Reflecting fuel performance experience gained over the past decade, the handbook provides a comprehensive reference for predicting fuel failures through monitoring, trending and interpreting activity release data.

EPRI has updated the Fuel Reliability Monitoring and Failure Evaluation Handbook (EPRI Report 1019107) based on operating and fuel failure experience collected since the last update in 2003. The handbook documents the essential elements of an effective fuel integrity monitoring program, including reviewing fuel performance data, trending fission product nuclides, estimating the number and exposure of leaking fuel rods, and identifying failure mechanisms.

The handbook provides information on boiling water reactor (BWR) and pressurized water reactor (PWR) fuel release activity monitoring techniques, and also presents an in-depth method for assessing fuel failures and secondary degradation. Three sections of photographs document common fuel failure mechanisms as a utility reference in root cause analyses.

 
Debris fretting marks caused by a metal turning or spring  

The update incorporates plant experience and technical knowledge gained from fuel failures and related subjects over the last decade. Revisions include recommendations for techniques to monitor tight defects in PWRs, better prediction of the burnup of a failed rod, assessment of changes in activity release characteristics due to noble metal application in BWRs, and a methodology for calculating dose equivalent Xe-133 for PWRs. New chapters on BWR power suppression testing and a sample failed fuel action plan provide useful reference information for managing fuel failure events and improving fuel reliability. The handbook also updates industry knowledge with respect to fuel failure root causes and mitigation measures for both BWRs and PWRs.

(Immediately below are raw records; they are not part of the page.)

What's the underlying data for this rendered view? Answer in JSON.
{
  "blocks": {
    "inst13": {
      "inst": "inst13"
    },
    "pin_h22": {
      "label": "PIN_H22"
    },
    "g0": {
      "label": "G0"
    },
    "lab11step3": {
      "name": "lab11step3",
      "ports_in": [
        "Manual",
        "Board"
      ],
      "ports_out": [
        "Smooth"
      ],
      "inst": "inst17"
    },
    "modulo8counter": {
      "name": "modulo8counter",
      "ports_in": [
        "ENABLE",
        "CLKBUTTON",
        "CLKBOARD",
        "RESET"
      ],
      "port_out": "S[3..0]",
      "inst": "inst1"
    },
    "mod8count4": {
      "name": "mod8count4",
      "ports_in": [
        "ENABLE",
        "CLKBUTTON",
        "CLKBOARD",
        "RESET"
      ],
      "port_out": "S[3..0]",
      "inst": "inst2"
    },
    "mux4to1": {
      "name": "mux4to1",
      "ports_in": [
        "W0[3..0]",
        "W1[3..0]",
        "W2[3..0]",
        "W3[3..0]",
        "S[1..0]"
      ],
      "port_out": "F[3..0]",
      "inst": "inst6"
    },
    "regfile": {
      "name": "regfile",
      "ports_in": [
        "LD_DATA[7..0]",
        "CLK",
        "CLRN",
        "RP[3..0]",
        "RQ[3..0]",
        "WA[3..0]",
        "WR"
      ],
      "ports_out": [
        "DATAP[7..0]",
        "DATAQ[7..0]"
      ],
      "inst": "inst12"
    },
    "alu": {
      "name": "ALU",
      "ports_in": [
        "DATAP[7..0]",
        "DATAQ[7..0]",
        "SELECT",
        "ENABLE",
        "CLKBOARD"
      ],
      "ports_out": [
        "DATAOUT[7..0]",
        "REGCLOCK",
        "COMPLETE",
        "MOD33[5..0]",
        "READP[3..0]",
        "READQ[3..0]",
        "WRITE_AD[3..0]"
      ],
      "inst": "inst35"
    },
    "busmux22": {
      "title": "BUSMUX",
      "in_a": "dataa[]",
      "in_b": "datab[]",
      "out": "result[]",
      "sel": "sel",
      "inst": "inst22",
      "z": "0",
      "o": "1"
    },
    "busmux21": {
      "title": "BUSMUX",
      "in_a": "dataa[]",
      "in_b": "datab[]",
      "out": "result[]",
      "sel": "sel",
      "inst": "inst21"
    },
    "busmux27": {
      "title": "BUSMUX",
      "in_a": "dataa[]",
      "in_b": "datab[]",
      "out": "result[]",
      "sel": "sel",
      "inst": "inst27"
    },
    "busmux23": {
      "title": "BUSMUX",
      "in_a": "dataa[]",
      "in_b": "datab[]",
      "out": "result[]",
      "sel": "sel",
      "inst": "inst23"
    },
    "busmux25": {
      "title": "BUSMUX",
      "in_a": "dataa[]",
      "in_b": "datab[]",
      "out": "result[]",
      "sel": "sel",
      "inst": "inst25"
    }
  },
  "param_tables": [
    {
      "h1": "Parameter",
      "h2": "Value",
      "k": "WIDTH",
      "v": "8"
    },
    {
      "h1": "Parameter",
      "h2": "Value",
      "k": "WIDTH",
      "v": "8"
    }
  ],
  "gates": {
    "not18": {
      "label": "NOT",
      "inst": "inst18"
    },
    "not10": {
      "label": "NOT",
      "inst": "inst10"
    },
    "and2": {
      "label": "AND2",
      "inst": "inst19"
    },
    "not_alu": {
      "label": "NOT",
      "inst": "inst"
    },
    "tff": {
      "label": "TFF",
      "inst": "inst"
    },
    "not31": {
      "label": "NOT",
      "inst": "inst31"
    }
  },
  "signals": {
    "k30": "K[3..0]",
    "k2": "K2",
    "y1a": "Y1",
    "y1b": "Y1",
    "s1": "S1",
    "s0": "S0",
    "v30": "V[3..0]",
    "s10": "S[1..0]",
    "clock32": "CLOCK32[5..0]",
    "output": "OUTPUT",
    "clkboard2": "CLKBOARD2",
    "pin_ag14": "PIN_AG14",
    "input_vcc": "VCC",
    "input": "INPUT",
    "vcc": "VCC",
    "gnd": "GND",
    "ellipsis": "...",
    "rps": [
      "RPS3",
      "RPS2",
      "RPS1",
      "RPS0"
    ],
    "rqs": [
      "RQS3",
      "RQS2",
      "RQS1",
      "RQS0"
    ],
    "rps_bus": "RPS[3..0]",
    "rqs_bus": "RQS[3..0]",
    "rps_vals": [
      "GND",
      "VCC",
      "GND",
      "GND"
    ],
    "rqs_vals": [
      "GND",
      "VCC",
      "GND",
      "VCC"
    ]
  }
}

As part of the industry’s zero fuel defect initiative, the Institute of Nuclear Power Operations (INPO) has referenced the techniques in the handbook during reviews of plant fuel reliability monitoring programs. Specifically, the methodologies for determining the presence of fuel failure and estimating the number of failed rods from activity release data as described in the handbook have been adopted.